Compiling Acpi support in modules for everything who offer this choice will reduce the size of the kernel. It's not mandatory to have Acpi in the kernel image. You dont need it for early use.

----------

## Orionos

Thanks for the reply. As it turns out through some impatient Googling the dusty corners of the Interwebz, that's probably what blew up my first system (although I still don't know why switching back my kernels didn't fix it, maybe a module got stuck somewhere). This series of Atoms only support 'Userspace' and 'Performance', they don't do frequency scaling. If I manually set the governor to ondemand/conservative, it instantly bounces back to performance.

Normally, the 'acpi-cpufreq'-module should fill those directories, I think. Governors come after. Which doesn't work in this case.
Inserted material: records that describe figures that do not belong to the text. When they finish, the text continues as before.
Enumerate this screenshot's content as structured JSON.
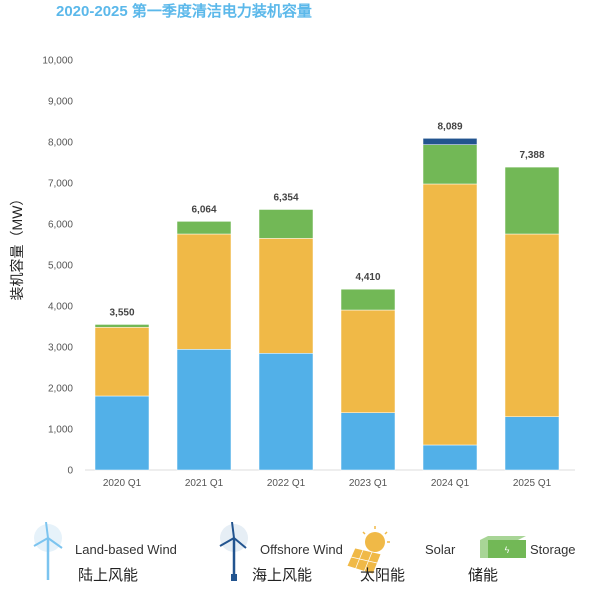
{
  "chart_data": {
    "type": "bar",
    "stacked": true,
    "title": "2020-2025 第一季度清洁电力装机容量",
    "xlabel": "",
    "ylabel": "装机容量（MW）",
    "ylim": [
      0,
      10000
    ],
    "yticks": [
      "0",
      "1,000",
      "2,000",
      "3,000",
      "4,000",
      "5,000",
      "6,000",
      "7,000",
      "8,000",
      "9,000",
      "10,000"
    ],
    "categories": [
      "2020 Q1",
      "2021 Q1",
      "2022 Q1",
      "2023 Q1",
      "2024 Q1",
      "2025 Q1"
    ],
    "totals": [
      "3,550",
      "6,064",
      "6,354",
      "4,410",
      "8,089",
      "7,388"
    ],
    "series": [
      {
        "name": "Land-based Wind",
        "name_zh": "陆上风能",
        "color": "#52b0e8",
        "values": [
          1805,
          2943,
          2846,
          1398,
          610,
          1300
        ]
      },
      {
        "name": "Solar",
        "name_zh": "太阳能",
        "color": "#f0b947",
        "values": [
          1675,
          2813,
          2804,
          2504,
          6366,
          4456
        ]
      },
      {
        "name": "Storage",
        "name_zh": "储能",
        "color": "#72b856",
        "values": [
          70,
          308,
          704,
          508,
          959,
          1632
        ]
      },
      {
        "name": "Offshore Wind",
        "name_zh": "海上风能",
        "color": "#22548f",
        "values": [
          0,
          0,
          0,
          0,
          154,
          0
        ]
      }
    ],
    "legend": {
      "position": "bottom"
    },
    "grid": false
  }
}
I had to resort to the old-school 'p4-clockmod', which doesn't actually run the cpu at lower frequencies, it just skips cycles. I hadn't picked that before, because the description states it's for older CPU's only. When loading p4-clockmod, it instantly fills my cpufreq directories. I can then use 'cpupower' to run at 200Mhz, which may still cost electricity, but it does lower temperature and as a result spins down my fans.

Now to figure out what I can do to calm down the rest of the system.

PS 'cpufrequtils' doesn't appear to have been in the gentoo portage tree for a while, forcefully masked before that. Still in funtoo, I think. At least in the funtoo-overlay, which makes python blow up in my face, unfortunately (I want 'boot-update'!)   :Sad: 

----------